Le droit du travail précise les droits et les devoirs qui régissent les travailleurs et les employeurs. Il touche donc deux domaines bien distincts. En premier lieu, il régit les conditions de travail, telles que la durée de travail, la durée du contrat (durée déterminée ou indéterminée), ou l’affectation des travailleurs. Il consiste également à informer et consulter les travailleurs, surtout en cas de licenciement global ou cession de l’entreprise. Ce droit précise donc la politique du travail, les réglementations, les fondements et les procédés qu’il met en application durant le contrat. Mais il gère également les possibles inégalités de traitement au niveau de l’entreprise (inégalités des salaires, ou inégalités sur l’octroi des avantages aux employés).

Des normes de base établies par des avocats de l’Union européenne

Dans ce domaine, l’Union européenne applique des politiques qui consistent à :
• instaurer une protection sociale et un niveau d’emploi élevés,
• parfaire les conditions de travail,
• porter garant de l’unité sociale.
Il est évident que l’Union européenne s’évertue à encourager le développement social, l’amélioration des conditions sociales des Européens. Comme le fait remarquer juridika.fr, un spécialiste du droit du travail, l’UE enrichit les politiques qui doivent être appliquées par les Etats membres dans leurs pays respectifs, en établissant des normes de base.
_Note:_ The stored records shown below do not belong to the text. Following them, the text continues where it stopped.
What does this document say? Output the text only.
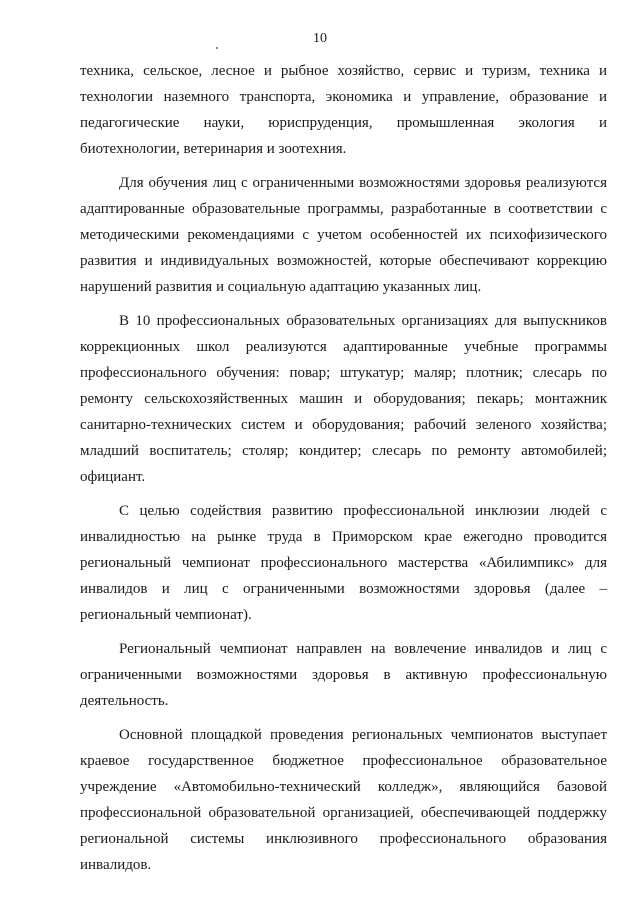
10

техника, сельское, лесное и рыбное хозяйство, сервис и туризм, техника и технологии наземного транспорта, экономика и управление, образование и педагогические науки, юриспруденция, промышленная экология и биотехнологии, ветеринария и зоотехния.

Для обучения лиц с ограниченными возможностями здоровья реализуются адаптированные образовательные программы, разработанные в соответствии с методическими рекомендациями с учетом особенностей их психофизического развития и индивидуальных возможностей, которые обеспечивают коррекцию нарушений развития и социальную адаптацию указанных лиц.

В 10 профессиональных образовательных организациях для выпускников коррекционных школ реализуются адаптированные учебные программы профессионального обучения: повар; штукатур; маляр; плотник; слесарь по ремонту сельскохозяйственных машин и оборудования; пекарь; монтажник санитарно-технических систем и оборудования; рабочий зеленого хозяйства; младший воспитатель; столяр; кондитер; слесарь по ремонту автомобилей; официант.

С целью содействия развитию профессиональной инклюзии людей с инвалидностью на рынке труда в Приморском крае ежегодно проводится региональный чемпионат профессионального мастерства «Абилимпикс» для инвалидов и лиц с ограниченными возможностями здоровья (далее – региональный чемпионат).

Региональный чемпионат направлен на вовлечение инвалидов и лиц с ограниченными возможностями здоровья в активную профессиональную деятельность.

Основной площадкой проведения региональных чемпионатов выступает краевое государственное бюджетное профессиональное образовательное учреждение «Автомобильно-технический колледж», являющийся базовой профессиональной образовательной организацией, обеспечивающей поддержку региональной системы инклюзивного профессионального образования инвалидов.
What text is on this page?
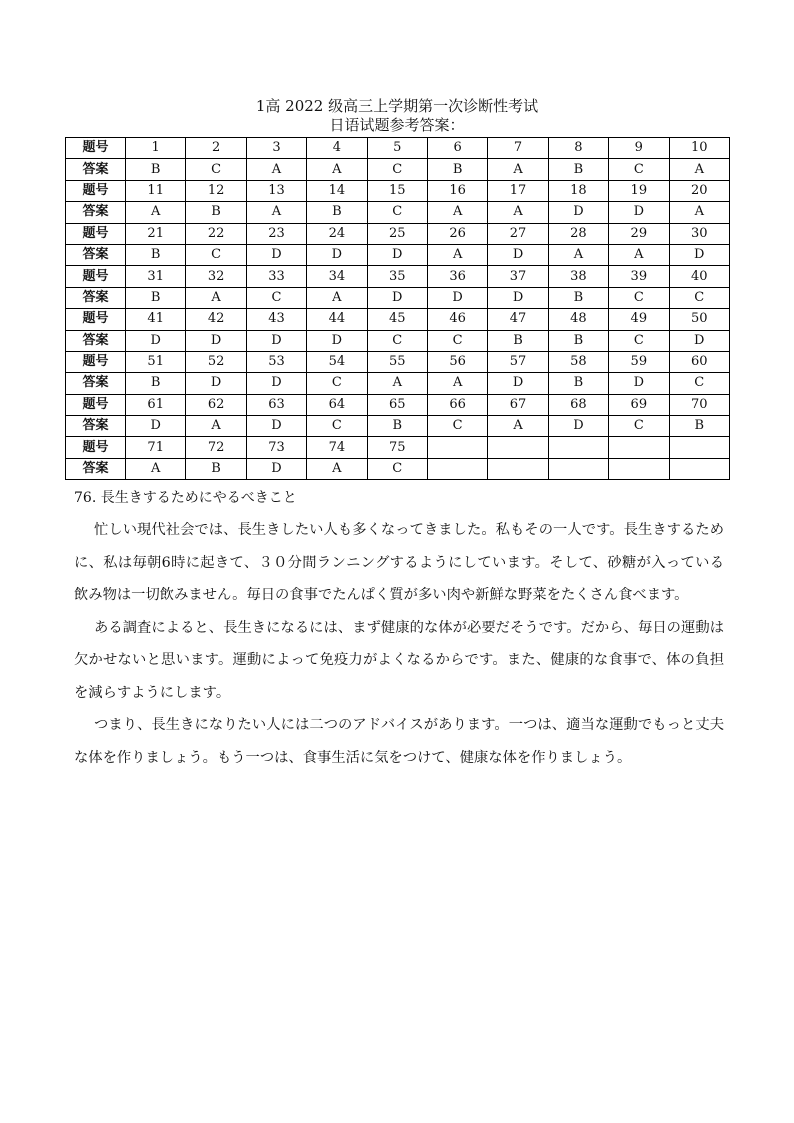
1高 2022 级高三上学期第一次诊断性考试
日语试题参考答案：
题号	1	2	3	4	5	6	7	8	9	10
答案	B	C	A	A	C	B	A	B	C	A
题号	11	12	13	14	15	16	17	18	19	20
答案	A	B	A	B	C	A	A	D	D	A
题号	21	22	23	24	25	26	27	28	29	30
答案	B	C	D	D	D	A	D	A	A	D
题号	31	32	33	34	35	36	37	38	39	40
答案	B	A	C	A	D	D	D	B	C	C
题号	41	42	43	44	45	46	47	48	49	50
答案	D	D	D	D	C	C	B	B	C	D
题号	51	52	53	54	55	56	57	58	59	60
答案	B	D	D	C	A	A	D	B	D	C
题号	61	62	63	64	65	66	67	68	69	70
答案	D	A	D	C	B	C	A	D	C	B
题号	71	72	73	74	75					
答案	A	B	D	A	C					
76. 長生きするためにやるべきこと

忙しい現代社会では、長生きしたい人も多くなってきました。私もその一人です。長生きするために、私は毎朝6時に起きて、３０分間ランニングするようにしています。そして、砂糖が入っている飲み物は一切飲みません。毎日の食事でたんぱく質が多い肉や新鮮な野菜をたくさん食べます。

ある調査によると、長生きになるには、まず健康的な体が必要だそうです。だから、毎日の運動は欠かせないと思います。運動によって免疫力がよくなるからです。また、健康的な食事で、体の負担を減らすようにします。

つまり、長生きになりたい人には二つのアドバイスがあります。一つは、適当な運動でもっと丈夫な体を作りましょう。もう一つは、食事生活に気をつけて、健康な体を作りましょう。
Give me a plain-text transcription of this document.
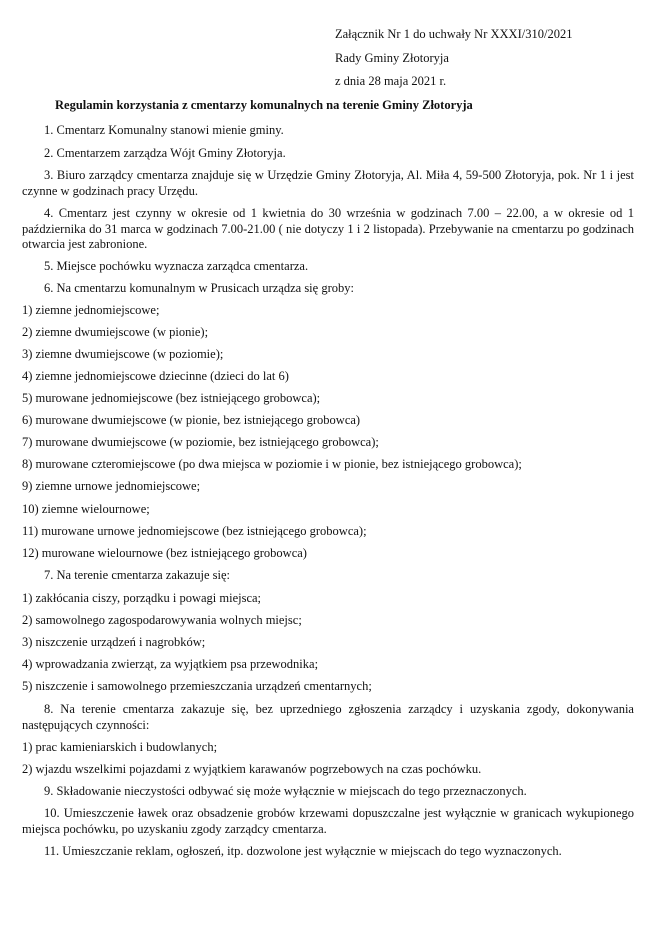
Załącznik Nr 1 do uchwały Nr XXXI/310/2021
Rady Gminy Złotoryja
z dnia 28 maja 2021 r.
Regulamin korzystania z cmentarzy komunalnych na terenie Gminy Złotoryja
1. Cmentarz Komunalny stanowi mienie gminy.
2. Cmentarzem zarządza Wójt Gminy Złotoryja.
3. Biuro zarządcy cmentarza znajduje się w Urzędzie Gminy Złotoryja, Al. Miła 4, 59-500 Złotoryja, pok. Nr 1 i jest czynne w godzinach pracy Urzędu.
4. Cmentarz jest czynny w okresie od 1 kwietnia do 30 września w godzinach 7.00 – 22.00, a w okresie od 1 października do 31 marca w godzinach 7.00-21.00 ( nie dotyczy 1 i 2 listopada). Przebywanie na cmentarzu po godzinach otwarcia jest zabronione.
5. Miejsce pochówku wyznacza zarządca cmentarza.
6. Na cmentarzu komunalnym w Prusicach urządza się groby:
1) ziemne jednomiejscowe;
2) ziemne dwumiejscowe (w pionie);
3) ziemne dwumiejscowe (w poziomie);
4) ziemne jednomiejscowe dziecinne (dzieci do lat 6)
5) murowane jednomiejscowe (bez istniejącego grobowca);
6) murowane dwumiejscowe (w pionie, bez istniejącego grobowca)
7) murowane dwumiejscowe (w poziomie, bez istniejącego grobowca);
8) murowane czteromiejscowe (po dwa miejsca w poziomie i w pionie, bez istniejącego grobowca);
9) ziemne urnowe jednomiejscowe;
10) ziemne wielournowe;
11) murowane urnowe jednomiejscowe (bez istniejącego grobowca);
12) murowane wielournowe (bez istniejącego grobowca)
7. Na terenie cmentarza zakazuje się:
1) zakłócania ciszy, porządku i powagi miejsca;
2) samowolnego zagospodarowywania wolnych miejsc;
3) niszczenie urządzeń i nagrobków;
4) wprowadzania zwierząt, za wyjątkiem psa przewodnika;
5) niszczenie i samowolnego przemieszczania urządzeń cmentarnych;
8. Na terenie cmentarza zakazuje się, bez uprzedniego zgłoszenia zarządcy i uzyskania zgody, dokonywania następujących czynności:
1) prac kamieniarskich i budowlanych;
2) wjazdu wszelkimi pojazdami z wyjątkiem karawanów pogrzebowych na czas pochówku.
9. Składowanie nieczystości odbywać się może wyłącznie w miejscach do tego przeznaczonych.
10. Umieszczenie ławek oraz obsadzenie grobów krzewami dopuszczalne jest wyłącznie w granicach wykupionego miejsca pochówku, po uzyskaniu zgody zarządcy cmentarza.
11. Umieszczanie reklam, ogłoszeń, itp. dozwolone jest wyłącznie w miejscach do tego wyznaczonych.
Le traité stipule que les avocats de l’Union européenne approuvent des recommandations qui indiquent les exigences minimales en termes de conditions de travail, d’information et de consultation des employés.

Les rôles de la Commission européenne

A son tour, la Commission européenne veille à ce que les recommandations de l’UE soient intégrées dans la législation nationale, et vérifie de façon systématique l’application de celles-ci. De nombreux avocats sont là afin de vérifier et valider ces recommandations. Si elle constate que ces directives ne sont pas appliquées par un Etat membre, elle pourra déclencher une procédure d’infraction. Ainsi, elle pourra garantir l’intégration des droits stipulés par les recommandations dans la législation nationale. Toutefois, la Commission ne pourra pas indemniser les particuliers en cas de réparation ou de dommages et intérêts moratoires, car c’est aux autorités locales compétentes de s’en charger (indemnisation ou résolution d’un litige, par exemple).